The minimum number of partitions recommended per node is 10. You can determine the number of partitions allocated per node by dividing the number of partitions by the number of nodes.

There are no absolute rules for the ideal partitions-per-node ratio. This depends on your particular use case and what features the Riak cluster uses. We recommend between 10 and 50 data partitions per node.

So if you’re running a 3-node development cluster, a ring size of 64 or 128 should work just fine. While a 10-node cluster should work well with a ring size of 128 or 256 (64 is too small while 512 is likely too large).

The table below provides some suggested combinations:

Number of nodes Number of data partitions
3, 4, 5 64, 128
5 64, 128
6 64, 128, 256
7, 8, 9, 10 128, 256
11, 12 128, 256, 512

By extension, a ring size of 1024 is advisable only in clusters with more than 20 nodes, 2048 in clusters with more than 40 nodes, etc.

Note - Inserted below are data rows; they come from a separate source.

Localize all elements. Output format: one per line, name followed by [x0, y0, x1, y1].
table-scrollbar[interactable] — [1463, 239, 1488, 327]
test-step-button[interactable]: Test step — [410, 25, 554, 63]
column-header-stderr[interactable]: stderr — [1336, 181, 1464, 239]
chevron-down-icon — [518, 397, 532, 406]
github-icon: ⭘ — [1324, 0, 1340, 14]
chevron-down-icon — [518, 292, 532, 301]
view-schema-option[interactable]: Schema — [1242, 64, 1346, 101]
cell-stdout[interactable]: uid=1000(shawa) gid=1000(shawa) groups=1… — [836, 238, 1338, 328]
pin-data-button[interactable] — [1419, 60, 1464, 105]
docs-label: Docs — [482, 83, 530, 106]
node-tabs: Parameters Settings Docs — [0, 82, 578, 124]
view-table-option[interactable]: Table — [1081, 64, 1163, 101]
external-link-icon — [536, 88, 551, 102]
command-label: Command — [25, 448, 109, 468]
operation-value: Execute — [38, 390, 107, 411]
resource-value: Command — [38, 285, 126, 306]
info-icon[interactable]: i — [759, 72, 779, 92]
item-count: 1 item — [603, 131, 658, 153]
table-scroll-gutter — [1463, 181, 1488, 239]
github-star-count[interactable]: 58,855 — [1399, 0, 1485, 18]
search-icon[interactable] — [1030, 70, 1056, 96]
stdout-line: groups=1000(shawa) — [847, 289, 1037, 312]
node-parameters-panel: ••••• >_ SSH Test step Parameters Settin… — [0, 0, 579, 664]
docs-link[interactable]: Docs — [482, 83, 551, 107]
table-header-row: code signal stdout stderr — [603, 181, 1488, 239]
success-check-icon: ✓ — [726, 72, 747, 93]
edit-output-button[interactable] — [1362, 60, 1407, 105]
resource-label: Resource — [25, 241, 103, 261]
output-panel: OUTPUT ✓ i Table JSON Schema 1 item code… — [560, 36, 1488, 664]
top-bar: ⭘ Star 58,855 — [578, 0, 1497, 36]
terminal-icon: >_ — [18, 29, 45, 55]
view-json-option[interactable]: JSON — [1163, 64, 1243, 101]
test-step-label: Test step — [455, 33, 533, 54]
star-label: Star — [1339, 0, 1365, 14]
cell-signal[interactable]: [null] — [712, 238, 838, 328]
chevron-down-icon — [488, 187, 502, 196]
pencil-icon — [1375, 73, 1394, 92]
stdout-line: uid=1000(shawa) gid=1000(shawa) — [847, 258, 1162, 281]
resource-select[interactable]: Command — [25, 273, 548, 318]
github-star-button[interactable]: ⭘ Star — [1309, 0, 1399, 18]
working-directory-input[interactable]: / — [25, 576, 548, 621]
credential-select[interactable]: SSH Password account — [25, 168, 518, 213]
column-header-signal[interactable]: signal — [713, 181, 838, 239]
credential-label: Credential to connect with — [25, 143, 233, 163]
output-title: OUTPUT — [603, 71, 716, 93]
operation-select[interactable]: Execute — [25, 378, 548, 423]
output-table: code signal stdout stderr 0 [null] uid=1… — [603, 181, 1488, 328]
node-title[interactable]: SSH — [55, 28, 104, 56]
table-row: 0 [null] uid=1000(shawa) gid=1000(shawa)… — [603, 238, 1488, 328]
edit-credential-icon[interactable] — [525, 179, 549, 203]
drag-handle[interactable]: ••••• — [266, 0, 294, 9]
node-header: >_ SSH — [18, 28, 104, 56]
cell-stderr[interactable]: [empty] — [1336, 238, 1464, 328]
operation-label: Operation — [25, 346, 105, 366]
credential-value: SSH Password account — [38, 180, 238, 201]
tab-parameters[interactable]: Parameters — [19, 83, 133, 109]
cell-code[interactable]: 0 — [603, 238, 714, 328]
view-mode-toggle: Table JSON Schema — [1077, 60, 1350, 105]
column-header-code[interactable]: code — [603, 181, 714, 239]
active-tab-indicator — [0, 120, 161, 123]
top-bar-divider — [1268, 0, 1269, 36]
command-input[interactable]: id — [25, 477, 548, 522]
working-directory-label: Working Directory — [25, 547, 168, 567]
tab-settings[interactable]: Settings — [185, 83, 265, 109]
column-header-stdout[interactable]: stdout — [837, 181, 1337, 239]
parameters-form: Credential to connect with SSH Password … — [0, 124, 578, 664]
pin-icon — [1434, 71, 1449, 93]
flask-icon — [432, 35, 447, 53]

If you’re unsure about the best number of partitions to use, consult the Riak mailing list for suggestions from the Riak community.

Other Factors

Riak is built to run in a clustered environment, and while it will compensate for network partitions, they do cause increased load on the system. In addition, running in a virtualized environment that lacks low-latency IO access can drastically decrease performance. Before putting your Riak cluster in production is recommended that you gain a full understanding of your environment’s behavior so that you know how your cluster performs under load for an extended period of time. Doing so will help you size your cluster for future growth and lead to optimal performance.

We recommend using Basho Bench for benchmarking the performance of your cluster.


Riak uses Erlang’s built-in distribution capabilities to provide reliable access to data. A Riak cluster can be deployed in many different network environments. We recommend that you produce as little latency between nodes as possible, as high latency leads to sub-optimal performance.

Deploying a single Riak cluster across two datacenters is not recommended. If your use case requires this capability, Basho offers a Multi Data Center Replication: Architecture option that is built to keep multiple Riak clusters in sync across several geographically diverse deployments.


In general, the biggest bottleneck for Riak will be the amount of I/O available to it, especially in the case of write-heavy workloads. Riak functions much like any other database and the design of your disk access should take this into account. Because Riak is clustered and your data is stored on multiple physical nodes, you should consider forgoing a traditional RAID setup for redundancy and focus on providing the least latency possible using SATA Drives or SSDs, for example.